我問一位唱歌的中年婦人:“你們天天唱?”
她笑道:“不唱就沒魂了。侗人,一生在歌裡。”
我閉上眼聆聽,恍惚之間,覺得整座山都在和鳴。
我寫下:
“通道,是懷化的低音人聲。它不靠擴音設備,卻在山與樹之間回響千年;不借文字,卻能唱出史詩。它是人類最初的旋律,是山中母音的遺響。”
四、芷江受降:宣言石上,餘震未眠
次日,我前往芷江。
這座不大的小城,因抗戰曆史而留名。日軍投降儀式就在此地舉行,紀念館內,受降書、舊照片、將士雕像曆曆在目,牆壁上的斑駁仿佛在低聲講述一場浩劫後的人類選擇。
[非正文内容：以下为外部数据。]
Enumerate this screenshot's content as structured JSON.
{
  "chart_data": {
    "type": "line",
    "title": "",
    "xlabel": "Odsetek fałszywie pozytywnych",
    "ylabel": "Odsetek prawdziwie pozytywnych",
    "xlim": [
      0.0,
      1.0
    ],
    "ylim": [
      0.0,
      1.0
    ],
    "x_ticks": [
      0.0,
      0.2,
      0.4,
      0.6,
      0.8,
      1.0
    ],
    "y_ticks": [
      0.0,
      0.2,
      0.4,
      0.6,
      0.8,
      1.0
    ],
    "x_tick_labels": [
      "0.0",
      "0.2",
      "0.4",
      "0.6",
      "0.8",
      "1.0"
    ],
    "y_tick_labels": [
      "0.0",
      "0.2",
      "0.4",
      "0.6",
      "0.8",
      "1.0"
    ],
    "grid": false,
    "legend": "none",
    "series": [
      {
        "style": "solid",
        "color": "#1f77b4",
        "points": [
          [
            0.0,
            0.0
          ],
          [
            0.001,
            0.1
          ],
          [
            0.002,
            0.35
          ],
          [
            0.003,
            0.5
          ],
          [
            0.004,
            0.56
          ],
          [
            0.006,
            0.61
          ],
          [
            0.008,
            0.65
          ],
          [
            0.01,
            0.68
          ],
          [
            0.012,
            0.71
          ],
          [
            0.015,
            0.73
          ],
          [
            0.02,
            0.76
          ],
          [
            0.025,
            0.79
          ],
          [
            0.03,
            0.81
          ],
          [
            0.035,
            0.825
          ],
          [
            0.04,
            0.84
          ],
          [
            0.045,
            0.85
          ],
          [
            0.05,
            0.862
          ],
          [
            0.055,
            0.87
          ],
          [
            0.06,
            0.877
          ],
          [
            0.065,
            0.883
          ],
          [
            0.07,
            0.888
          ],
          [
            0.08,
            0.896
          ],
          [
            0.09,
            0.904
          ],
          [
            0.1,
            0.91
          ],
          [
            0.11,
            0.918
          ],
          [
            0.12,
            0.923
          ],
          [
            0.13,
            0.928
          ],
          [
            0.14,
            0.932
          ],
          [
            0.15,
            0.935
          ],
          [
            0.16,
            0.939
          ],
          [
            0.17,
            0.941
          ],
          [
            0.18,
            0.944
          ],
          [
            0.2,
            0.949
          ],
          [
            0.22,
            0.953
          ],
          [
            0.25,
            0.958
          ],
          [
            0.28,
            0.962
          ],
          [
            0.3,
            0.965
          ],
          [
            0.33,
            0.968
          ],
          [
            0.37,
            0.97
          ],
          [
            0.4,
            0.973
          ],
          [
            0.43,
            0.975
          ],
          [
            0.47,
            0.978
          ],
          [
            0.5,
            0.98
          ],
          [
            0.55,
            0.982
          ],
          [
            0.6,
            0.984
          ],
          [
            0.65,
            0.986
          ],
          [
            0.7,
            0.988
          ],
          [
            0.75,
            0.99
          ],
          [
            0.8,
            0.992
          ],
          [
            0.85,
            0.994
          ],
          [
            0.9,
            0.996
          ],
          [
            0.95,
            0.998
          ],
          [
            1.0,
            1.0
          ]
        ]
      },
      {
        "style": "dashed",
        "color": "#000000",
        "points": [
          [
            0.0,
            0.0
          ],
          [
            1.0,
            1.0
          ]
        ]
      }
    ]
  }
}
我站在受降堂中間,仿佛能聽見當年宣讀投降條約的低沉男聲、筆尖在紙麵劃過的聲音。
一位年過七旬的誌願講解員告訴我:“你知道為什麼這裡不喧嘩?因為這裡見過血,但選了和平。”
我寫下:
“芷江,是懷化的曆史低拍。它用一紙受降書,在民族的傷口上落下一枚重音。它不鼓吹,卻有骨;它不煽情,卻有血。”
五、地圖與山野聯章的沉穩收束
夜裡,我獨坐懷化火車站附近的旅館,翻開那本被風吹卷的《地球交響曲》地圖頁。
這一章,從五溪水係,到洪江老街,從通道侗歌,到芷江和平,處處回響著山的呼吸、水的情緒、人聲的古調。
我寫下:
“懷化,是《地球交響曲》中一章沉穩的山野聯章。它不倚華燈、亦不靠巨響,卻以五溪合水為調、侗歌大合為腔、曆史低吟為骨,奏出中國中南腹地那段兼具溫度與厚度的緩拍慢章。”
我輕聲說:
“下一站,是貴陽。
一座雲山包裹、苗侗共舞、文化交彙的西南起筆城。”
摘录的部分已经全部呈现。